Indonesia dan Malaysia adalah sepasang negeri jiran yang sebelum diperkenalkannya konsep negara modern (pasca perjanjian Westphalia 1648) tak mengenal batas-batas fisik maupun batas-batas kultural. Era kolonialisme Eropa Barat di kedua negara dilanjutkan dengan lahirnya negara modern Indonesia pada 17 Agustus 1945 dan Malaysia pada 31 Agustus 1957 berkonsekwensi terciptanya garis demarkasi antara kedua negara yang kemudian disebut sebagai perbatasan. Perbatasan dalam artian fisik kemudian tercipta di sepanjang pulau Kalimantan sejauh 2004 kilometer (yang merupakan perbatasan fisik terpanjang Indonesia dengan negara lain) dan perbatasan laut di sepanjang Selat Malaka, Laut China Selatan, dan Laut Sulawesi.

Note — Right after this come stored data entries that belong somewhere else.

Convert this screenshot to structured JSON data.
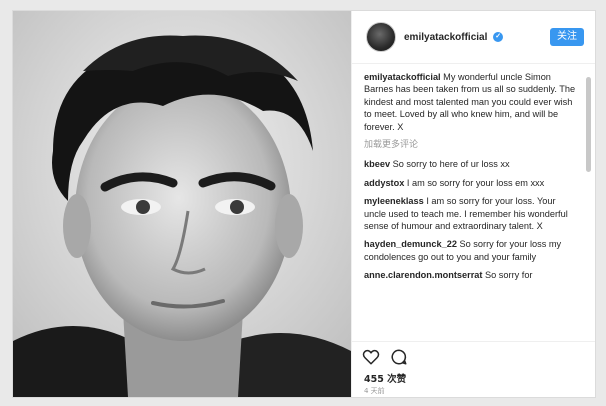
{
  "post": {
    "username": "emilyatackofficial",
    "follow_label": "关注",
    "caption_user": "emilyatackofficial",
    "caption_text": "My wonderful uncle Simon Barnes has been taken from us all so suddenly. The kindest and most talented man you could ever wish to meet. Loved by all who knew him, and will be forever. X",
    "load_more": "加载更多评论",
    "comments": [
      {
        "user": "kbeev",
        "text": "So sorry to here of ur loss xx"
      },
      {
        "user": "addystox",
        "text": "I am so sorry for your loss em xxx"
      },
      {
        "user": "myleeneklass",
        "text": "I am so sorry for your loss. Your uncle used to teach me. I remember his wonderful sense of humour and extraordinary talent. X"
      },
      {
        "user": "hayden_demunck_22",
        "text": "So sorry for your loss my condolences go out to you and your family"
      },
      {
        "user": "anne.clarendon.montserrat",
        "text": "So sorry for"
      }
    ],
    "likes": "455 次赞",
    "timestamp": "4 天前"
  },
  "icons": {
    "verified": "verified-badge-icon",
    "like": "heart-icon",
    "comment": "comment-bubble-icon"
  },
  "colors": {
    "accent": "#3897f0",
    "muted": "#999999"
  }
}
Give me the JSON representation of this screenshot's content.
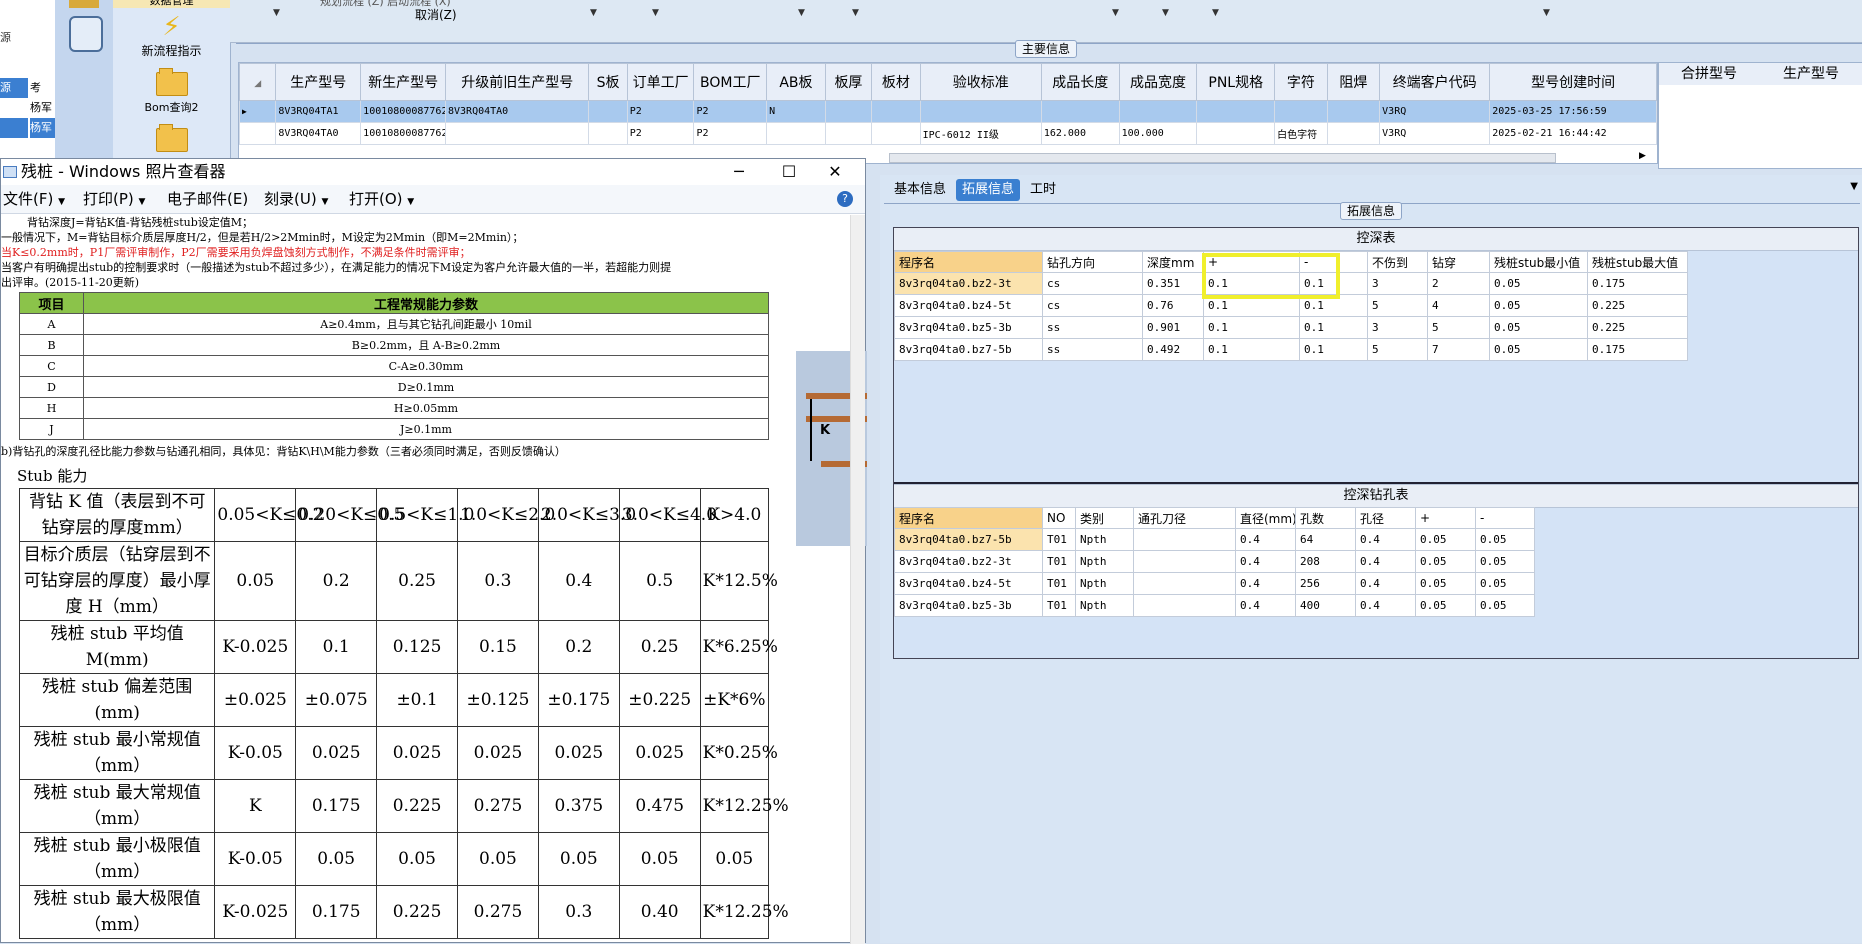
{
  "left_panel": {
    "rows": [
      "源",
      "考",
      "杨军",
      "杨军"
    ]
  },
  "launcher": {
    "items": [
      "数据管理",
      "新流程指示",
      "Bom查询2"
    ]
  },
  "topbar": {
    "cancel": "取消(Z)",
    "hidden_labels": "规划流程 (Z)    启动流程 (X)"
  },
  "main_info": {
    "group_title": "主要信息",
    "columns": [
      "生产型号",
      "新生产型号",
      "升级前旧生产型号",
      "S板",
      "订单工厂",
      "BOM工厂",
      "AB板",
      "板厚",
      "板材",
      "验收标准",
      "成品长度",
      "成品宽度",
      "PNL规格",
      "字符",
      "阻焊",
      "终端客户代码",
      "型号创建时间"
    ],
    "rows": [
      [
        "8V3RQ04TA1",
        "10010800087762",
        "8V3RQ04TA0",
        "",
        "P2",
        "P2",
        "N",
        "",
        "",
        "",
        "",
        "",
        "",
        "",
        "",
        "V3RQ",
        "2025-03-25 17:56:59"
      ],
      [
        "8V3RQ04TA0",
        "10010800087762",
        "",
        "",
        "P2",
        "P2",
        "",
        "",
        "",
        "IPC-6012 II级",
        "162.000",
        "100.000",
        "",
        "白色字符",
        "",
        "V3RQ",
        "2025-02-21 16:44:42"
      ]
    ],
    "side_columns": [
      "合拼型号",
      "生产型号"
    ]
  },
  "viewer": {
    "title": "残桩 - Windows 照片查看器",
    "menu": [
      "文件(F)",
      "打印(P)",
      "电子邮件(E)",
      "刻录(U)",
      "打开(O)"
    ],
    "notes": [
      "背钻深度J=背钻K值-背钻残桩stub设定值M；",
      "一般情况下，M=背钻目标介质层厚度H/2，但是若H/2>2Mmin时，M设定为2Mmin（即M=2Mmin）；",
      "当K≤0.2mm时，P1厂需评审制作，P2厂需要采用负焊盘蚀刻方式制作，不满足条件时需评审；",
      "当客户有明确提出stub的控制要求时（一般描述为stub不超过多少），在满足能力的情况下M设定为客户允许最大值的一半，若超能力则提",
      "出评审。(2015-11-20更新)"
    ],
    "param_table": {
      "headers": [
        "项目",
        "工程常规能力参数"
      ],
      "rows": [
        [
          "A",
          "A≥0.4mm，且与其它钻孔间距最小 10mil"
        ],
        [
          "B",
          "B≥0.2mm，且 A-B≥0.2mm"
        ],
        [
          "C",
          "C-A≥0.30mm"
        ],
        [
          "D",
          "D≥0.1mm"
        ],
        [
          "H",
          "H≥0.05mm"
        ],
        [
          "J",
          "J≥0.1mm"
        ]
      ]
    },
    "note_b": "b)背钻孔的深度孔径比能力参数与钻通孔相同，具体见：背钻K\\H\\M能力参数（三者必须同时满足，否则反馈确认）",
    "stub_title": "Stub 能力",
    "k_label": "K",
    "stub_table": [
      [
        "背钻 K 值（表层到不可钻穿层的厚度mm）",
        "0.05<K≤0.2",
        "0.20<K≤0.5",
        "0.5<K≤1.0",
        "1.0<K≤2.0",
        "2.0<K≤3.0",
        "3.0<K≤4.0",
        "K>4.0"
      ],
      [
        "目标介质层（钻穿层到不可钻穿层的厚度）最小厚度 H（mm）",
        "0.05",
        "0.2",
        "0.25",
        "0.3",
        "0.4",
        "0.5",
        "K*12.5%"
      ],
      [
        "残桩 stub 平均值 M(mm)",
        "K-0.025",
        "0.1",
        "0.125",
        "0.15",
        "0.2",
        "0.25",
        "K*6.25%"
      ],
      [
        "残桩 stub 偏差范围(mm)",
        "±0.025",
        "±0.075",
        "±0.1",
        "±0.125",
        "±0.175",
        "±0.225",
        "±K*6%"
      ],
      [
        "残桩 stub 最小常规值（mm）",
        "K-0.05",
        "0.025",
        "0.025",
        "0.025",
        "0.025",
        "0.025",
        "K*0.25%"
      ],
      [
        "残桩 stub 最大常规值（mm）",
        "K",
        "0.175",
        "0.225",
        "0.275",
        "0.375",
        "0.475",
        "K*12.25%"
      ],
      [
        "残桩 stub 最小极限值（mm）",
        "K-0.05",
        "0.05",
        "0.05",
        "0.05",
        "0.05",
        "0.05",
        "0.05"
      ],
      [
        "残桩 stub 最大极限值（mm）",
        "K-0.025",
        "0.175",
        "0.225",
        "0.275",
        "0.3",
        "0.40",
        "K*12.25%"
      ]
    ]
  },
  "tabs": [
    "基本信息",
    "拓展信息",
    "工时"
  ],
  "ext": {
    "group_title": "拓展信息",
    "depth_table": {
      "title": "控深表",
      "columns": [
        "程序名",
        "钻孔方向",
        "深度mm",
        "+",
        "-",
        "不伤到",
        "钻穿",
        "残桩stub最小值",
        "残桩stub最大值"
      ],
      "rows": [
        [
          "8v3rq04ta0.bz2-3t",
          "cs",
          "0.351",
          "0.1",
          "0.1",
          "3",
          "2",
          "0.05",
          "0.175"
        ],
        [
          "8v3rq04ta0.bz4-5t",
          "cs",
          "0.76",
          "0.1",
          "0.1",
          "5",
          "4",
          "0.05",
          "0.225"
        ],
        [
          "8v3rq04ta0.bz5-3b",
          "ss",
          "0.901",
          "0.1",
          "0.1",
          "3",
          "5",
          "0.05",
          "0.225"
        ],
        [
          "8v3rq04ta0.bz7-5b",
          "ss",
          "0.492",
          "0.1",
          "0.1",
          "5",
          "7",
          "0.05",
          "0.175"
        ]
      ]
    },
    "hole_table": {
      "title": "控深钻孔表",
      "columns": [
        "程序名",
        "NO",
        "类别",
        "通孔刀径",
        "直径(mm)",
        "孔数",
        "孔径",
        "+",
        "-"
      ],
      "rows": [
        [
          "8v3rq04ta0.bz7-5b",
          "T01",
          "Npth",
          "",
          "0.4",
          "64",
          "0.4",
          "0.05",
          "0.05"
        ],
        [
          "8v3rq04ta0.bz2-3t",
          "T01",
          "Npth",
          "",
          "0.4",
          "208",
          "0.4",
          "0.05",
          "0.05"
        ],
        [
          "8v3rq04ta0.bz4-5t",
          "T01",
          "Npth",
          "",
          "0.4",
          "256",
          "0.4",
          "0.05",
          "0.05"
        ],
        [
          "8v3rq04ta0.bz5-3b",
          "T01",
          "Npth",
          "",
          "0.4",
          "400",
          "0.4",
          "0.05",
          "0.05"
        ]
      ]
    }
  },
  "colors": {
    "highlight": "#f0ef2c",
    "tab_active": "#3a7fd0",
    "selected_row": "#a8c9ee",
    "param_header": "#8bc34a",
    "warning_text": "#e02020"
  }
}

Pengertian perbatasan secara umum adalah sebuah garis demarkasi antara dua negara yang berdaulat. Pada awalnya perbatasan sebuah negara atau state’s border dibentuk dengan lahirnya negara. Sebelumnya penduduk yang tinggal di wilayah tertentu tidak merasakan perbedaan itu, bahkan tidak jarang mereka berasal dari etnis yang sama. Namun dengan munculnya negara, mereka terpisahkan dan dengan adanya tuntutan negara itu mereka mempunyai kewarganegaraan yang berbeda.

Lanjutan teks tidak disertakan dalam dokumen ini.